Langzaam draaide de deur en op de drempel van de nacht verscheen ............ Kreejnschiwiw: de vale hoed, de oude gele overjas. Hij hield een stok in de hand en toen hij zijn vilthoed afnam zag men, dat hij een soort gezicht had, een oud gezicht van armoede en ellende. En schiwiw, zonder in het licht vooruit te treden, alsof hij alleen maar in de schaduw vermocht te leven, Kreejnschiwiw beefde.
- Heren en dames, zou er misschien nog een klein hoekje in de stal over zijn voor een arme vermoeide man.

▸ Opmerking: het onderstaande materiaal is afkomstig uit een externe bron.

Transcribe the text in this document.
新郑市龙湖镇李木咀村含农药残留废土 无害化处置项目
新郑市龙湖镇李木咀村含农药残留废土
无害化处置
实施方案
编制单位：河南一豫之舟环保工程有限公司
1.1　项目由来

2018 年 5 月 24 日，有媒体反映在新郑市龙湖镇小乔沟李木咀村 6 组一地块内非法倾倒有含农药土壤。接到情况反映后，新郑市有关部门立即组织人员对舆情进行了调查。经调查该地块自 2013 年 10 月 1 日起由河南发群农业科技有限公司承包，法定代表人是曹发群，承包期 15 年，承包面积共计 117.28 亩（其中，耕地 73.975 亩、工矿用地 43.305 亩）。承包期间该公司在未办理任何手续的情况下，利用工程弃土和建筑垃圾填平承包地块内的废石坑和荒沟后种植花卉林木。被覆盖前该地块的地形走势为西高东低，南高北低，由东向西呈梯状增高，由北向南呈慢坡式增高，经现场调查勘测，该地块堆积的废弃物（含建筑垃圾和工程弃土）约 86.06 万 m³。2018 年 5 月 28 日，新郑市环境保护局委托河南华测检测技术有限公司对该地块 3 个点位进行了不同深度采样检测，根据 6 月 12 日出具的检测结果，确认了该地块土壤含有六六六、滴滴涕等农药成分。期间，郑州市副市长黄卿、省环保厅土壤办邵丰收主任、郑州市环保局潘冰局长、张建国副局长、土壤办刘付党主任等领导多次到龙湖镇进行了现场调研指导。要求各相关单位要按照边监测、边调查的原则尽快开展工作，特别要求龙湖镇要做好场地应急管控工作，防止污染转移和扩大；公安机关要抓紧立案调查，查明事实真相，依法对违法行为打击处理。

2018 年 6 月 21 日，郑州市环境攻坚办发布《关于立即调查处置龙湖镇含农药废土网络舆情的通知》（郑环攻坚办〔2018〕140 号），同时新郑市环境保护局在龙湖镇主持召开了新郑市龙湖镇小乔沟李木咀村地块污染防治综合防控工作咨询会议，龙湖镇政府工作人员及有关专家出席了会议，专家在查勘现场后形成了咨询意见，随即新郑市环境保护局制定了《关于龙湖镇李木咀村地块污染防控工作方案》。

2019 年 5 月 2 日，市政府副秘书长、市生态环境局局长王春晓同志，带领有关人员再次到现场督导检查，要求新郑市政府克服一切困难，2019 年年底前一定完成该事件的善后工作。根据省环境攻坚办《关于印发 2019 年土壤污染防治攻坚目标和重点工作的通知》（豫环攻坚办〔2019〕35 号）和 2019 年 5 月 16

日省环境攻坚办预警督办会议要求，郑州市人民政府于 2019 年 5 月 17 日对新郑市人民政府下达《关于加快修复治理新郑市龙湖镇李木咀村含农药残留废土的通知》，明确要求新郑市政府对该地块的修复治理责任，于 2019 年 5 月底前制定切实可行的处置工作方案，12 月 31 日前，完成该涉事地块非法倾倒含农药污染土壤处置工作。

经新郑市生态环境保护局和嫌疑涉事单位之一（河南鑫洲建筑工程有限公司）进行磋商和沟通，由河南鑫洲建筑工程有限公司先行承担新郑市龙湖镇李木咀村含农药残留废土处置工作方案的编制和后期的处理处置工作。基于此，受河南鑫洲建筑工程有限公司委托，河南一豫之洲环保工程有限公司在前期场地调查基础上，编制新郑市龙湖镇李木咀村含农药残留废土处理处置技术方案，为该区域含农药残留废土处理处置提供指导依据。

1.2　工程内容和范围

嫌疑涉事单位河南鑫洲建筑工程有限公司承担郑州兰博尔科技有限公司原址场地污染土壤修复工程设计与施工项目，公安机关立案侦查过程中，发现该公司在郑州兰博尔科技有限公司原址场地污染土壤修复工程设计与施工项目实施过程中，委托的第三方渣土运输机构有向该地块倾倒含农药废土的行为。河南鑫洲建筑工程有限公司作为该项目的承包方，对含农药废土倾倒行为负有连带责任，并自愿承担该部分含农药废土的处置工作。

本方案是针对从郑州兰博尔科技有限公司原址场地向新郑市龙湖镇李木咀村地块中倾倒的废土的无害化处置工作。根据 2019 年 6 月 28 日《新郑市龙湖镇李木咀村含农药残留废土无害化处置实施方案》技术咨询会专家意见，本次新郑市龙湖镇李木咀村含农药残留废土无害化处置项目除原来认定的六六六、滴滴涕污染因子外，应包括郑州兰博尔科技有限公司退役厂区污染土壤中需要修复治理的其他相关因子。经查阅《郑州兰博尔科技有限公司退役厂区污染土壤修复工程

- Mèer blaksem! riep de vader uit met een luide lach, ie 'ebt de vodn 'epikt van Toonemaansdieks zienen veugelverskrikker. De grijsaard sloeg de ogen neer.
- Neem me niet kwalijk, zei hij, ze waren beter dan de mijne.
- Vooruit, smiet oe dale mien man en et oe zat!
Jannoa en Gatjan keken elkaar strak aan. Opeens barstte Jannoa in huilen uit. Gatjan kreeg een waanzinnige lachbui. En de moeder, stom verwonderd, zonder te begrijpen, bracht ze gauw naar bed.